Fabienne Paumet1*, Jordan Wesolowski1, Alejandro Garcia-Diaz2, Cedric Delevoye3, Nathalie Aulner4, Howard A. Shuman5, Agathe Subtil6, James E. Rothman2
1 Thomas Jefferson University, Department of Microbiology and Immunology, Philadelphia, Pennsylvania, United States of America, 2 Department of Cell Biology, Yale University, New Haven, Connecticut, United States of America, 3 Institut Curie, Structure et Compartiments Membranaires, CNRS-UMR144, Paris, France, 4 Institut Pasteur, Imagopole, Batiment Monod, Paris, France, 5 Department of Microbiology, Columbia University Medical Center, New York, New York, United States of America, 6 Institut Pasteur, Unité de Biologie des Interactions Cellulaires, CNRS-URA 2582, Paris, France
Pathogens use diverse molecular machines to penetrate host cells and manipulate intracellular vesicular trafficking.

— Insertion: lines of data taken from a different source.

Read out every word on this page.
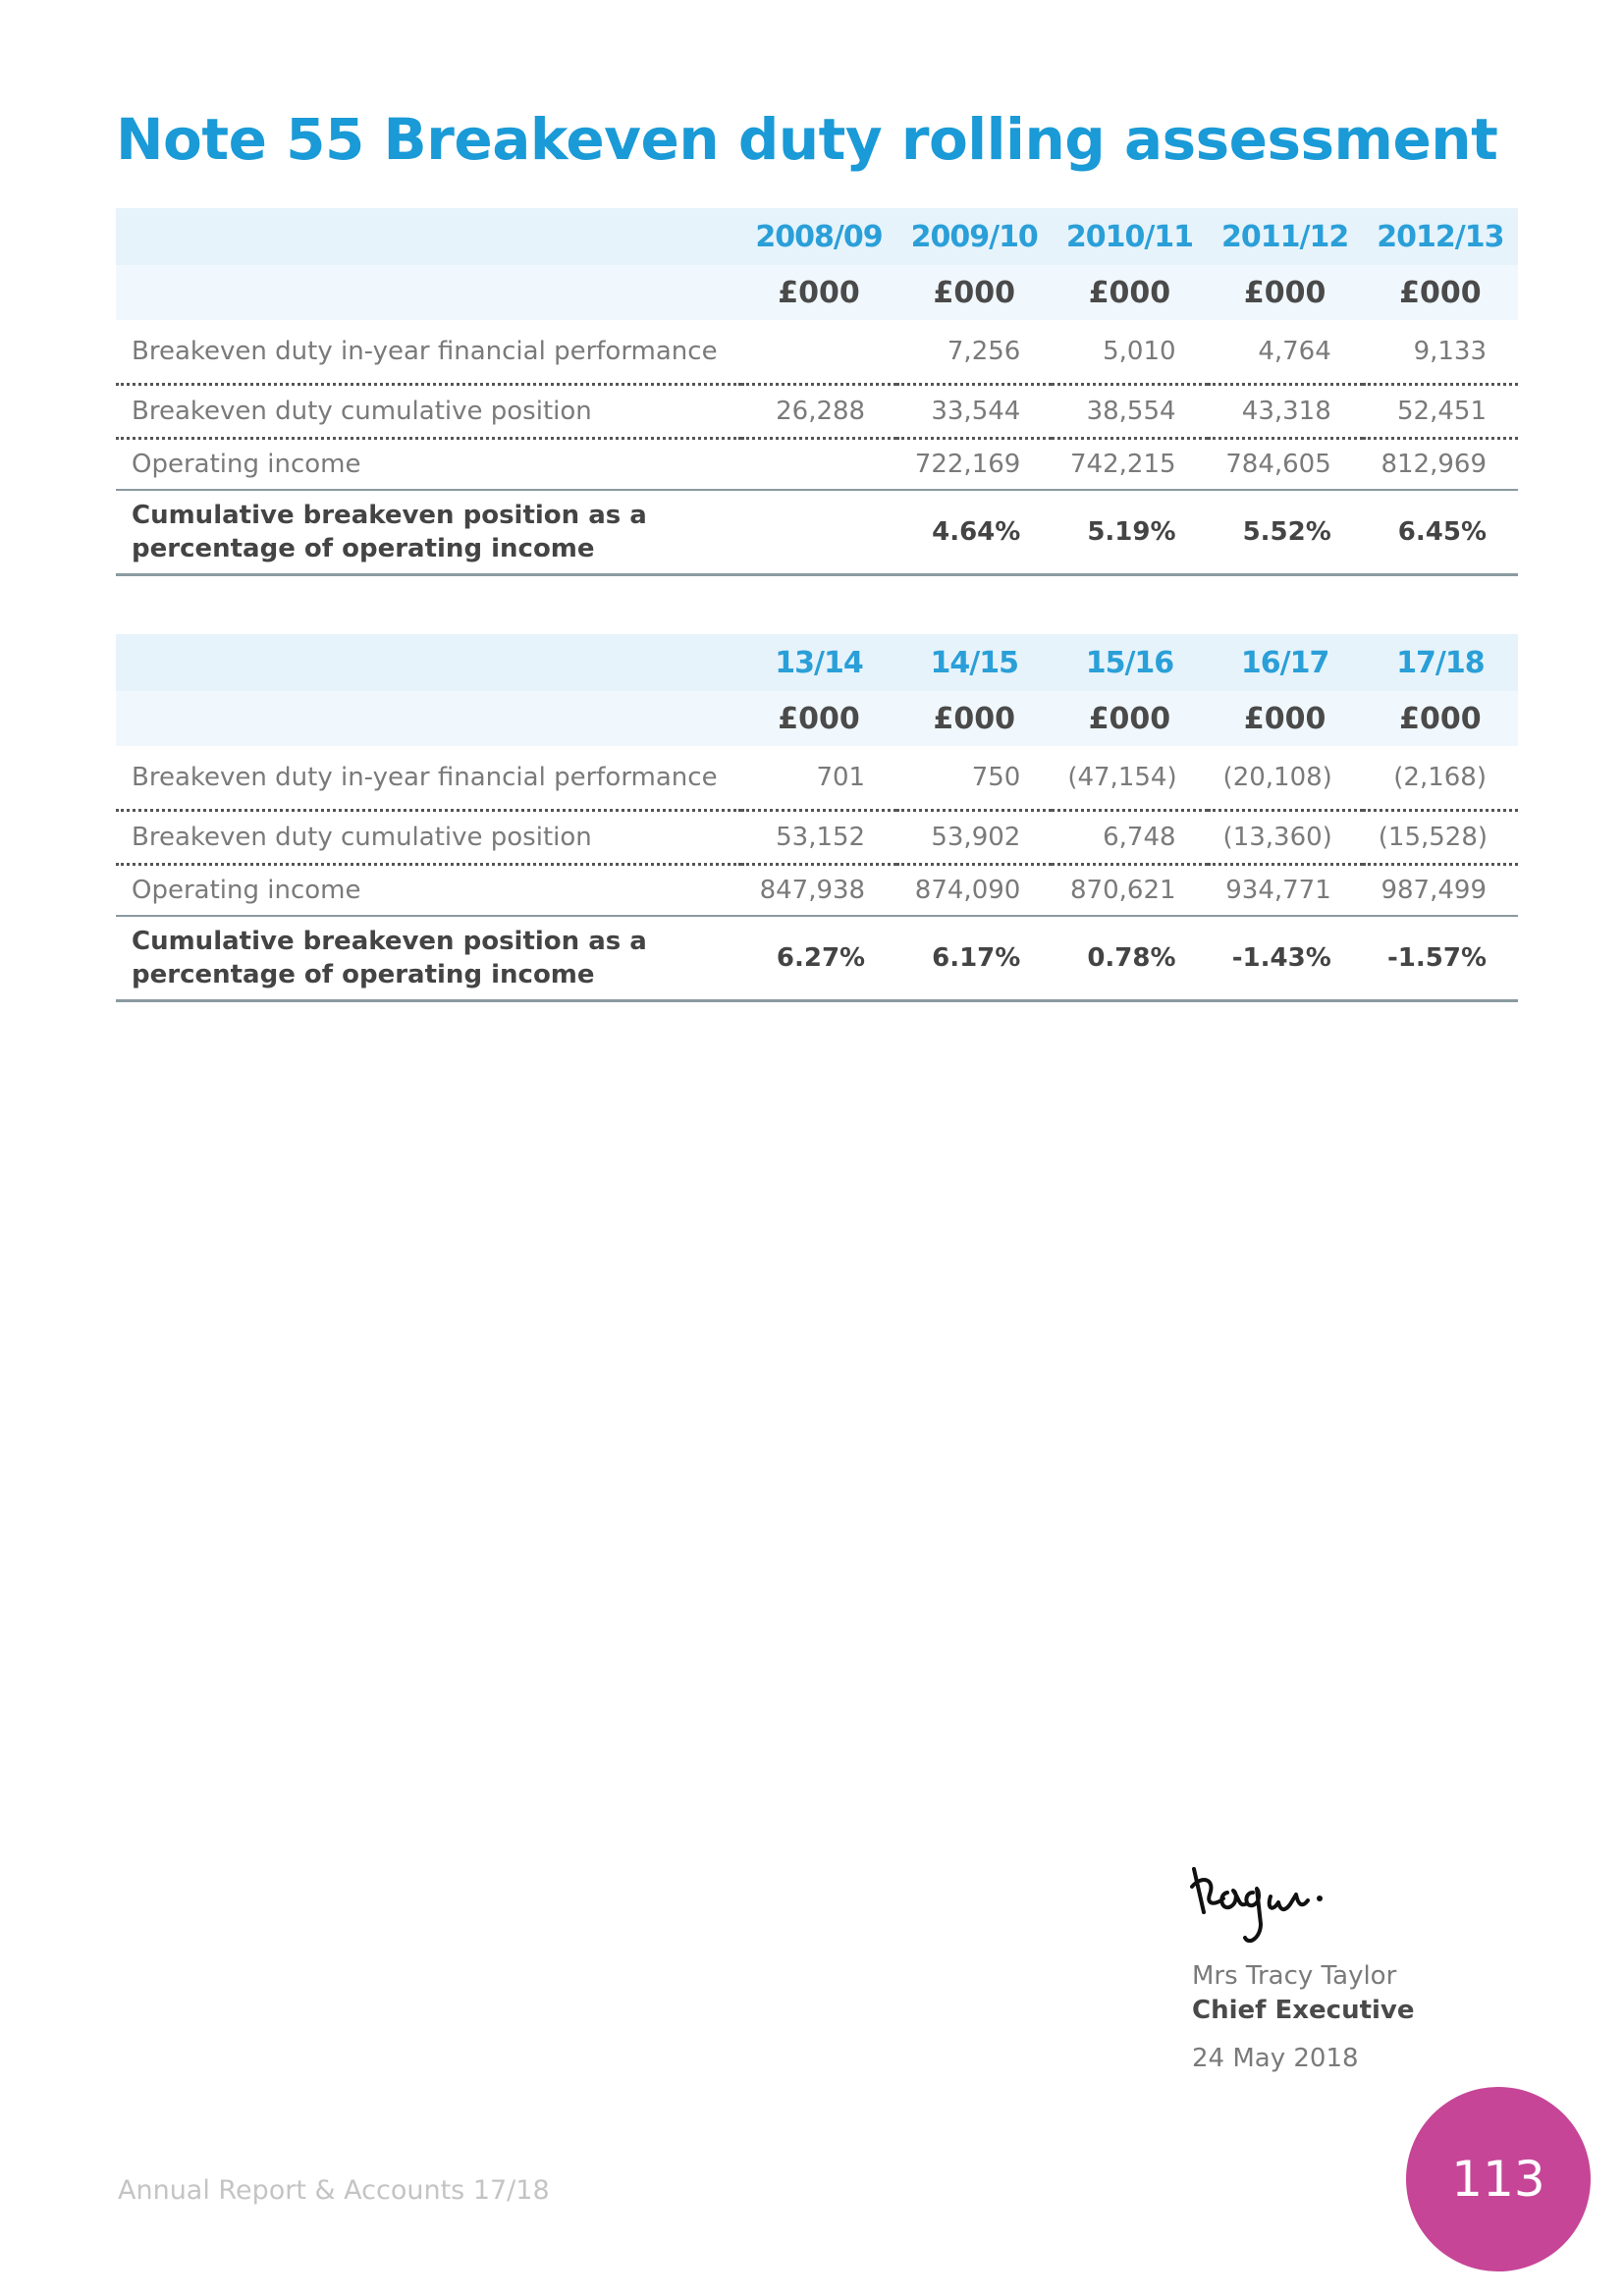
Note 55 Breakeven duty rolling assessment
	2008/09	2009/10	2010/11	2011/12	2012/13
	£000	£000	£000	£000	£000
Breakeven duty in-year financial performance		7,256	5,010	4,764	9,133
Breakeven duty cumulative position	26,288	33,544	38,554	43,318	52,451
Operating income		722,169	742,215	784,605	812,969
Cumulative breakeven position as a percentage of operating income		4.64%	5.19%	5.52%	6.45%
	13/14	14/15	15/16	16/17	17/18
	£000	£000	£000	£000	£000
Breakeven duty in-year financial performance	701	750	(47,154)	(20,108)	(2,168)
Breakeven duty cumulative position	53,152	53,902	6,748	(13,360)	(15,528)
Operating income	847,938	874,090	870,621	934,771	987,499
Cumulative breakeven position as a percentage of operating income	6.27%	6.17%	0.78%	-1.43%	-1.57%
Mrs Tracy Taylor
Chief Executive
24 May 2018
Annual Report & Accounts 17/18	113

Viruses employ glycoproteins, functionally and structurally similar to the SNARE proteins, to induce eukaryotic membrane fusion. Intracellular pathogens, on the other hand, need to block fusion of their infectious phagosomes with various endocytic compartments to escape from the degradative pathway. The molecular details concerning the mechanisms underlying this process are lacking. Using both an in vitro liposome fusion assay and a cellular assay, we showed that SNARE-like bacterial proteins block membrane fusion in eukaryotic cells by directly inhibiting SNARE-mediated membrane fusion. More specifically, we showed that IncA and IcmG/DotF, two SNARE-like proteins respectively expressed by Chlamydia and Legionella, inhibit the endocytic SNARE machinery. Furthermore, we identified that the SNARE-like motif present in these bacterial proteins encodes the inhibitory function. This finding suggests that SNARE-like motifs are capable of specifically manipulating membrane fusion in a wide variety of biological environments. Ultimately, this motif may have been selected during evolution because it is an efficient structural motif for modifying eukaryotic membrane fusion and thus contribute to pathogen survival.